How can one create random numbers with special correlations?

Question

Is it possible to create uniformly distributed real pseudo random numbers
$x_1,x_2$, and $y_1,y_2,y_3\in$ $[0,1]$, subject to the following constraints:

$$x_1^2+x_2^2=1$$

$$y_1^2+y_2^2+y_3^2=1$$

I tried to use sines and cosines but that does not work; the conventional approach in creating correlated random numbers with a given Pearson correlation coefficient (matrix) via Cholesky decomposition does not seem to suit this situation.

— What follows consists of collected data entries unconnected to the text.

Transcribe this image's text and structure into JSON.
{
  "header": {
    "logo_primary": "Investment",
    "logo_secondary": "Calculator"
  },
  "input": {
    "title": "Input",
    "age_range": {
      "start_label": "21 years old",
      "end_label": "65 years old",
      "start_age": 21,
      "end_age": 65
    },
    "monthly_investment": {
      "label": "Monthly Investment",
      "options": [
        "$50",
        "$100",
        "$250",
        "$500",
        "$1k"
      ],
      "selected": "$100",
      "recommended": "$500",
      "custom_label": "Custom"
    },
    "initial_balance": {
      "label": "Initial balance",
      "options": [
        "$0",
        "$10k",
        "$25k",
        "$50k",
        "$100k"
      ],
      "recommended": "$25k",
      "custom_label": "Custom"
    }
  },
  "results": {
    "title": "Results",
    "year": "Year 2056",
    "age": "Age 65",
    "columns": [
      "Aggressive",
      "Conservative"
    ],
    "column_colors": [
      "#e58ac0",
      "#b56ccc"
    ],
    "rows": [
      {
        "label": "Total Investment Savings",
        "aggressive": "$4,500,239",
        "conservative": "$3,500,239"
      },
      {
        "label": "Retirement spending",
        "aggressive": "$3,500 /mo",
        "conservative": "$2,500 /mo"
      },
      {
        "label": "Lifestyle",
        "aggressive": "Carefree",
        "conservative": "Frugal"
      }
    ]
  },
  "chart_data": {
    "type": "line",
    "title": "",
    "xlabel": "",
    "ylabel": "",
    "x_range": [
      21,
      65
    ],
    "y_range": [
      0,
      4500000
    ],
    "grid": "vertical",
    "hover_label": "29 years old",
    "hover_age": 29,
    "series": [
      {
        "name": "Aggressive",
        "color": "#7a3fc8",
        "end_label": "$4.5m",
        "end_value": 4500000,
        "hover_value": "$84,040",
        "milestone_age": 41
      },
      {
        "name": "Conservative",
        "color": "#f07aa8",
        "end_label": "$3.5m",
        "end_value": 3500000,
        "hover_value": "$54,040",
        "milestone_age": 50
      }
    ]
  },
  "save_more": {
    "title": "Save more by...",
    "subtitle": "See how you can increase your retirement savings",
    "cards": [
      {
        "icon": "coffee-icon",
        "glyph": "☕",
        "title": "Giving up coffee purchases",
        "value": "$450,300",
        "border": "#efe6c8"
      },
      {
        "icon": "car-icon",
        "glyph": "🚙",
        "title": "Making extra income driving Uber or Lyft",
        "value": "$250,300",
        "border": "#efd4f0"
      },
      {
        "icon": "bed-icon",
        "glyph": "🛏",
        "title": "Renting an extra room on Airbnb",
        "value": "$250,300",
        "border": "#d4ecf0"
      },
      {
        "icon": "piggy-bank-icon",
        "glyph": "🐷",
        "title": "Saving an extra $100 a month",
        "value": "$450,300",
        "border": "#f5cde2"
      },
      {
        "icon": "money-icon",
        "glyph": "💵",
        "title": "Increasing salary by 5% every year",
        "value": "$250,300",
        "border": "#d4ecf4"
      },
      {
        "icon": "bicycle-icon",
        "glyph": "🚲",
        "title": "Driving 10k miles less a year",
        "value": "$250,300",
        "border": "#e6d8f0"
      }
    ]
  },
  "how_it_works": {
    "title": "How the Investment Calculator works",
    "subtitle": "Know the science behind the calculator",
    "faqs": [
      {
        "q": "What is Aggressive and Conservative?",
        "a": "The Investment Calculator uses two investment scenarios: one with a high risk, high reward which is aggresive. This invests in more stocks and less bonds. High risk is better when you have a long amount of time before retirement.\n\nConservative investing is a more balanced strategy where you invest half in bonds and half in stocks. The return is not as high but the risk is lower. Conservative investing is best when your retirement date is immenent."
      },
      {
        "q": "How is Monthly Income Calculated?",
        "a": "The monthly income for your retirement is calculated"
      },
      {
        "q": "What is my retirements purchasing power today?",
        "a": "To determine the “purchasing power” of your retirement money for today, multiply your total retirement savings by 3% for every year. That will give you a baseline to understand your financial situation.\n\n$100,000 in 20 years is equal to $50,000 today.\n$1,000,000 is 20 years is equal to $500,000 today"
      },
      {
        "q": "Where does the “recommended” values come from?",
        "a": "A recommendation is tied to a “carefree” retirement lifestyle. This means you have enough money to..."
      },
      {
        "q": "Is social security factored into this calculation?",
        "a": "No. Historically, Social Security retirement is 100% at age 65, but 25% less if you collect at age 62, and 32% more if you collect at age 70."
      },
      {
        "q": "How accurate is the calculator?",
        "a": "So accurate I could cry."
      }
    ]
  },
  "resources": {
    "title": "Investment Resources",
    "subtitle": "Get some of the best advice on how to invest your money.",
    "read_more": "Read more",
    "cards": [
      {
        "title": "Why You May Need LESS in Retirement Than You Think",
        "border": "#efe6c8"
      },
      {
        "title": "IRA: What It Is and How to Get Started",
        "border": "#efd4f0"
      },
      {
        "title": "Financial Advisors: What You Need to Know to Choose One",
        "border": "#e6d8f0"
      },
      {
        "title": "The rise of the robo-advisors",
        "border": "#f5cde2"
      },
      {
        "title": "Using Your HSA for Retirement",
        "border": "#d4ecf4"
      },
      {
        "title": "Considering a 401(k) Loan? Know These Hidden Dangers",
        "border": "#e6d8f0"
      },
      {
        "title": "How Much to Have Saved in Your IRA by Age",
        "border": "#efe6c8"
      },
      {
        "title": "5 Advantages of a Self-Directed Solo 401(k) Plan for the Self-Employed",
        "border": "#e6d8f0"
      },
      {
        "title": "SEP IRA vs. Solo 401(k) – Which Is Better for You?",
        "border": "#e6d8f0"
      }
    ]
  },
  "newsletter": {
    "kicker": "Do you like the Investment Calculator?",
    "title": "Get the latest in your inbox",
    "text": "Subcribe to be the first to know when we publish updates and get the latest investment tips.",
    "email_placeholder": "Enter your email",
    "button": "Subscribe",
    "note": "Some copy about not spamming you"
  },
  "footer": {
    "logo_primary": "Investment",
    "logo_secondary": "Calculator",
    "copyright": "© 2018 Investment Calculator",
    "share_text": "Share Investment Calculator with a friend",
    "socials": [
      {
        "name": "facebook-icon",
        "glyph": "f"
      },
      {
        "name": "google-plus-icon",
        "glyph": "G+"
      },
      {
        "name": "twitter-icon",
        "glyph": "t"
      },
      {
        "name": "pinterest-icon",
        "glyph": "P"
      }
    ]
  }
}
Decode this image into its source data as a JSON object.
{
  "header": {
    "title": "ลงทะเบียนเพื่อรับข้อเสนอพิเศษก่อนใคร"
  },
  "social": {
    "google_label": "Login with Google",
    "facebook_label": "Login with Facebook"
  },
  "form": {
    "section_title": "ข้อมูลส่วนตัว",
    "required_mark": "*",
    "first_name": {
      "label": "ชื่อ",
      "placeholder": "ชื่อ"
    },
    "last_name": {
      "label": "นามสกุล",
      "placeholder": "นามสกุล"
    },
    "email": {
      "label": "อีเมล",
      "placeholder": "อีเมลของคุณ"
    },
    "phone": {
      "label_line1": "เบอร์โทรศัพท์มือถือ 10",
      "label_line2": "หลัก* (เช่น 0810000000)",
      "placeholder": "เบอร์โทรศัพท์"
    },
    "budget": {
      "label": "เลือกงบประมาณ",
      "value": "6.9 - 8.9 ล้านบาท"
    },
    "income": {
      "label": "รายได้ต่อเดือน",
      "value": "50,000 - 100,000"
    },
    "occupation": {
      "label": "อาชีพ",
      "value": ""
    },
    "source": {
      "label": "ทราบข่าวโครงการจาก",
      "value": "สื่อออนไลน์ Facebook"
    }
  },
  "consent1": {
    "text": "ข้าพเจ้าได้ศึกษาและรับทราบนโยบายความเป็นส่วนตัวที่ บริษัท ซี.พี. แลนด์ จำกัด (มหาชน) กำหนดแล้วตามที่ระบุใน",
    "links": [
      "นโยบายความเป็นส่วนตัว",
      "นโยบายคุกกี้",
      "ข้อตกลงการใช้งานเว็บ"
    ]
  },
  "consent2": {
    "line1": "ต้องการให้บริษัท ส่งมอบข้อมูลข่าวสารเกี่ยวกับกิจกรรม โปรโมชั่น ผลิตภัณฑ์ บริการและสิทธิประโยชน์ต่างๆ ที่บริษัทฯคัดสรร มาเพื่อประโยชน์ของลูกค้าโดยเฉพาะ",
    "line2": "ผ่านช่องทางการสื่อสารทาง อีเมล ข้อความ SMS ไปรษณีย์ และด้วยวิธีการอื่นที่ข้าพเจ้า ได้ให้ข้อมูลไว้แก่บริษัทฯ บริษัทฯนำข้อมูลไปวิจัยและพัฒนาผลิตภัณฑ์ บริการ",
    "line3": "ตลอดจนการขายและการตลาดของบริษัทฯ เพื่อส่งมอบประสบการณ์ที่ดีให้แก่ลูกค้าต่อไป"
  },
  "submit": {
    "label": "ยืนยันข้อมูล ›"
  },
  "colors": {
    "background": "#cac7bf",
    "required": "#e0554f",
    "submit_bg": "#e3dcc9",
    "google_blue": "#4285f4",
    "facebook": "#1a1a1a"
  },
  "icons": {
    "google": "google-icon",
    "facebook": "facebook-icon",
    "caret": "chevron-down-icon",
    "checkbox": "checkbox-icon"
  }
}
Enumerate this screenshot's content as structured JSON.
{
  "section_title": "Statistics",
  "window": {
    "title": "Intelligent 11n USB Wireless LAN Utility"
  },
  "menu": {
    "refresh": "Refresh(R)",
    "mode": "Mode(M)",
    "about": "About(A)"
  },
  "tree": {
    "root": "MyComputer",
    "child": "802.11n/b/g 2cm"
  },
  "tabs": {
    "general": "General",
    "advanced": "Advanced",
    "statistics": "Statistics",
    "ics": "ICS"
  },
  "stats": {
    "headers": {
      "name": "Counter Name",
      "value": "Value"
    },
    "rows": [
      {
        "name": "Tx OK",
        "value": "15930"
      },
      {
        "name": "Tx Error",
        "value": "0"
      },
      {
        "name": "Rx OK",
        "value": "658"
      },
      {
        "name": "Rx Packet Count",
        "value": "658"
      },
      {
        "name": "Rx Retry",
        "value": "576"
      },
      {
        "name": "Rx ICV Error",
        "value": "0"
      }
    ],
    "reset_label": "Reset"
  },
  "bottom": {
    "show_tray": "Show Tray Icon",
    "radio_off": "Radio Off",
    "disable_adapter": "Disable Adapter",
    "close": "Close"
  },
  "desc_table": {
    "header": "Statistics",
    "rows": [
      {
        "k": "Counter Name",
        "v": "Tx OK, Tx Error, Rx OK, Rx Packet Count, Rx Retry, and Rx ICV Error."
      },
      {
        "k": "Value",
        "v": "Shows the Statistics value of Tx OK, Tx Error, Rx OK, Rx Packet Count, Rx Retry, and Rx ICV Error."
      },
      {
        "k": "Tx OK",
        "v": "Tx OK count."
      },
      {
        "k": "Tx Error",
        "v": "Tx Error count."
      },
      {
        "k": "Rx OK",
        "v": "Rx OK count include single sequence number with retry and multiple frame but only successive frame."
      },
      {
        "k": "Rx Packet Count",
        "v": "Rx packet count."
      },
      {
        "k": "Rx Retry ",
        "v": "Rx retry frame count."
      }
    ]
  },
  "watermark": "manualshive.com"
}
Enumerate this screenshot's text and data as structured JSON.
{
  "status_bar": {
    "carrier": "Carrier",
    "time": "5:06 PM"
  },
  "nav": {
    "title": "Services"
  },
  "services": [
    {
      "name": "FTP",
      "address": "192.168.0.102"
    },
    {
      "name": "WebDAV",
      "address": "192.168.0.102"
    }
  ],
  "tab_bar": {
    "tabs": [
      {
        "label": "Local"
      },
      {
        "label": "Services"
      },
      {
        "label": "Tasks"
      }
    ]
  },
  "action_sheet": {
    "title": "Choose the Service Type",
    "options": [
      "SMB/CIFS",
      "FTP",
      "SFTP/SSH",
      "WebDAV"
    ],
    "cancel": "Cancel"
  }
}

How can one implement it? Is that feasible?

Answer 1

If $x_1^2+x_2^2=1$ and $x_1$ is uniformly distributed over $[0,1]$ then the distribution of $x_2^2=1-x_1^2$ is determined. It is not the same distribution of $z^2$ where $z$ is uniformly distributed over $[0,1]$. So the answer to your "Is it possible..." is: no if it comes to two random numbers. I am not sure about three numbers.

Answer 2

As @drhab wrote, it's impossible for two variables. It is possible for three variables, though: an interesting fact is that if you choose a random point on a unit sphere in 3 dimensions (in such a way that it's uniformely distributed over the area), then its $x,y$ and $z$ coordinates are all uniformely distributed over $[-1,1]$. So if $y_1$ and $\phi$ are independent variables, uniformely distributed over $[0,1]$ and $[0,\pi/2]$, correspondingly, and you set $$ y_2 = \sqrt{1-y_1^2}\cos\phi;~~ y_3 = \sqrt{1-y_1^2}\sin\phi, $$ then $y_2$ and $y_3$ are uniformely distributed over $[0,1]$ as well.

Answer 3

In 2D, using polar coordinates $x_1=\cos 2\pi u,x_2=\sin 2\pi u$, where $u$ is uniform in $[0,1]$.

In 3D, using spherical coordinates $y_1=2\sqrt{v-v^2}\cos 2\pi u, y_2=2\sqrt{v-v^2}\sin 2\pi u, y_3=2v-1$, where $v$ s uniform in $[0,1]$.